Effects of Long-term Nitrogen Fertilization and Annual Burning on Soil Carbon and Nitrogen Dynamics in a Tallgrass Prairie
Anthropogenic activities have altered virtually all ecosystems in numerous ways, often affecting carbon (C) and nitrogen (N) dynamics on local, regional and global scales. Grasslands are no exception, with widespread conversion to croplands, woody plant encroachment, elevated nitrogen deposition, and altered fire regimes all influencing C and N balances. Tallgrass prairie in North America is a prime example of an ecosystem that has been heavily impacted, with the majority of areas that were historically dominated by tallgrass prairie now converted to alternate land-uses (e.g., agriculture) or heavily impacted by other anthropogenic influences, such as fragmentation, nutrient enrichment, and altered natural disturbance regimes (i.e., fire frequency and grazing). Effective conservation and more sustainable management of these grasslands requires a detailed understanding of how anthropogenic drivers alter critical ecosystem processes, such as soil C and N dynamics.
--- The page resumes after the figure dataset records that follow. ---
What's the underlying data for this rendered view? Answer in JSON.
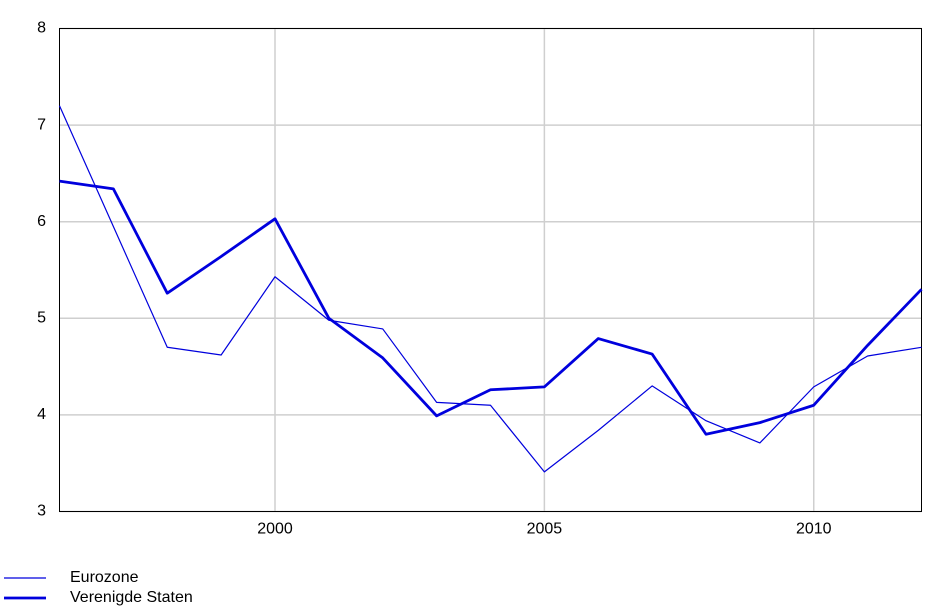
{
  "chart_data": {
    "type": "line",
    "x": [
      1996,
      1997,
      1998,
      1999,
      2000,
      2001,
      2002,
      2003,
      2004,
      2005,
      2006,
      2007,
      2008,
      2009,
      2010,
      2011,
      2012
    ],
    "series": [
      {
        "name": "Eurozone",
        "color": "#0000dd",
        "values": [
          7.2,
          5.95,
          4.7,
          4.62,
          5.43,
          4.98,
          4.89,
          4.13,
          4.1,
          3.41,
          3.84,
          4.3,
          3.94,
          3.71,
          4.29,
          4.61,
          4.7
        ]
      },
      {
        "name": "Verenigde Staten",
        "color": "#0000dd",
        "values": [
          6.42,
          6.34,
          5.26,
          5.64,
          6.03,
          5.0,
          4.59,
          3.99,
          4.26,
          4.29,
          4.79,
          4.63,
          3.8,
          3.92,
          4.1,
          4.72,
          5.3
        ]
      }
    ],
    "xlim": [
      1996,
      2012
    ],
    "xticks": [
      2000,
      2005,
      2010
    ],
    "ylim": [
      3,
      8
    ],
    "yticks": [
      3,
      4,
      5,
      6,
      7,
      8
    ],
    "grid": true,
    "legend": "bottom-left"
  }
}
This study builds on a long-term experiment featuring nutrient addition and contrasting prescribed fire treatments (the Belowground Plot Experiment) initiated in 1987 at Konza Prairie Biological Station (Manhattan, KS), and focuses on quantifying key soil C and N pools and fluxes in plots that have been:
- Burned annually in the spring or left unburned
- Amended with 10g N m-2 annually or left as non-amended controls.
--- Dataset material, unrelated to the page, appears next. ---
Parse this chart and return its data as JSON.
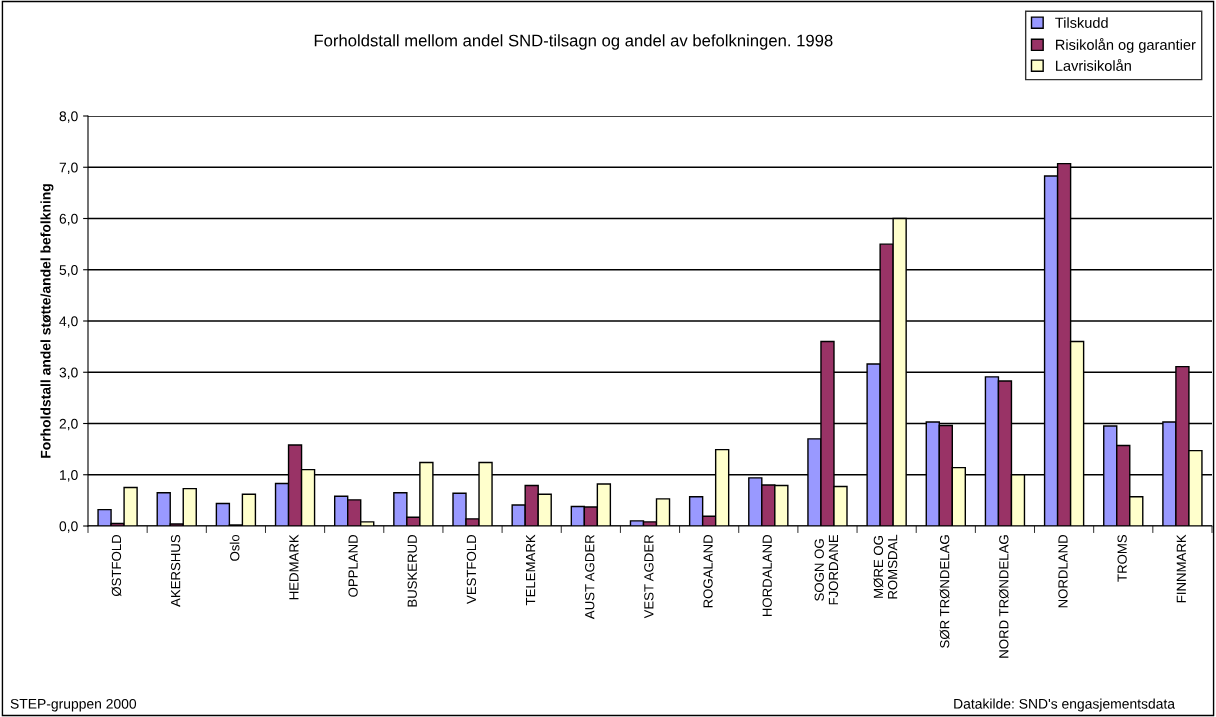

A suite of response variables was measured in the growing season of 2012 to quantify cumulative differences in soil C and N pools and key soil C and N transformations, including: total soil C and N, extractable inorganic N, microbial biomass C and N, in situ net N mineralization and CO2 efflux, and potentially mineralizable C and N. While data are still being collected and analyzed at this time, we hypothesize that increased N availability in the fertilized plots will increase microbial biomass and total soil C storage, but this effect will vary with burning treatment. We expect annual burning alone to have little impact on total storage of C and N belowground, but to reduce net N mineralization and increase N limitation to soil microbes, while the combination of burning and N additions will increase soil C (due to increased plant inputs). We expect long-term fire suppression to reduce N limitation, leading to divergent responses to added N in the burned and unburned treatments.